Food and beverages major PepsiCo on Thursday said it is hoping for emerging markets to contribute at least 50 percent to its global revenues in the next five years, up from 40 percent at present.
New Delhi: Food and beverages major PepsiCo on Thursday said it is hoping for emerging markets to contribute at least 50 percent to its global revenues in the next five years, up from 40 percent at present.
The company, which is bullish on high growth in developing markets, is also using learnings from India in areas such as distribution to tailor them to suit requirements
of its businesses in the Western markets.
"PepsiCo today gets 60 percent of the business from the developed markets. But I think ideally if I could put a dream out for myself, in the next five years it should be split 50-50 between emerging markets and developed markets," PepsiCo Chairperson and CEO Indra Nooyi said while addressing the AdAsia 2011 conference here.
PepsiCo today is around USD 66 billion company in terms of revenues, she said.
Commenting on the quantum of investments being made in the emerging markets, she said: "We constantly look for acquisitions (in emerging markets). We look for companies that we can buy and build. We also look to make organic investments," she said.
Nooyi also talked about introducing global models into India and tweaking them as per the market here and vice-versa.

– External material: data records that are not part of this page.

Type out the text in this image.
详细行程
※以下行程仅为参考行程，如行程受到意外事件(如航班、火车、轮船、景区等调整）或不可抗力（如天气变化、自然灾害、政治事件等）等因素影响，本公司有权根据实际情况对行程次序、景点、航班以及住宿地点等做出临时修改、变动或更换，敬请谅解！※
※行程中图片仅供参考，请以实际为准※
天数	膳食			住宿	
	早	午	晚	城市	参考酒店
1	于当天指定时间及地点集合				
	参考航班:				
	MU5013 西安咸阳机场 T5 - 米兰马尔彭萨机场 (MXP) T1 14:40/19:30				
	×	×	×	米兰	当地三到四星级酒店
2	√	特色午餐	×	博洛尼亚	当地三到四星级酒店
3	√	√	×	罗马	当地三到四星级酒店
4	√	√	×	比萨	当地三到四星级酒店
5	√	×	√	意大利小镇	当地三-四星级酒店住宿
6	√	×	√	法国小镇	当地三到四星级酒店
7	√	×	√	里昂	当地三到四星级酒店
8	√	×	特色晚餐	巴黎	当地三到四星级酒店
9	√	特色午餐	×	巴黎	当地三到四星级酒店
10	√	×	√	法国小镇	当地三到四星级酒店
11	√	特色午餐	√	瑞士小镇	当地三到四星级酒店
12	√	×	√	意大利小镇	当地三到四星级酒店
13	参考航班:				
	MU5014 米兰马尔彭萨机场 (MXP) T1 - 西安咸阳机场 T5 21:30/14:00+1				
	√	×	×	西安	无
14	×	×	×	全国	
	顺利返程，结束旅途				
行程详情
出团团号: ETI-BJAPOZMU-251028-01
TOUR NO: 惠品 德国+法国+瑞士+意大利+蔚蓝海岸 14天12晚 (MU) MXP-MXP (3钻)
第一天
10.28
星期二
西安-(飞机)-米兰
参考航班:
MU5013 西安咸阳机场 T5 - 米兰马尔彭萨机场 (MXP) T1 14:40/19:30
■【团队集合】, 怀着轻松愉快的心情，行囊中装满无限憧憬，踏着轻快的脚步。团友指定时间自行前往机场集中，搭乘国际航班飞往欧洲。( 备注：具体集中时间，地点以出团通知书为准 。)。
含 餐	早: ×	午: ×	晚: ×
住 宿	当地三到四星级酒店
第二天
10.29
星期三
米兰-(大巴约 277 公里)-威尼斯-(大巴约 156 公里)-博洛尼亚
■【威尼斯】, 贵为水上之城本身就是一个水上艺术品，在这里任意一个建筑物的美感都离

"We identify platforms and processes that we are very good at and then we constantly innovate on those platforms and tailor it for the local market," Nooyi said.
Companies that were born in the West, cannot export a western model all the time because they were made for big markets with lot of standardisation, she said.
She said the company is also taking learnings from India for retail and distribution.
"We can learn from a country like India. The drop size for our products is 2-3 bags (to a retail shop) here because big trucks cannot go to narrow streets here. In summer we may have to send products to retailers about 6-7 times a day because it has to get replenished all the time," she said.
She said the experience from India could even be used for big stores in developed markets, where products are sold off very quickly.
"So I look at the India business and say what a great learning lab and take these models to market that never thought they could learn from the East," she added.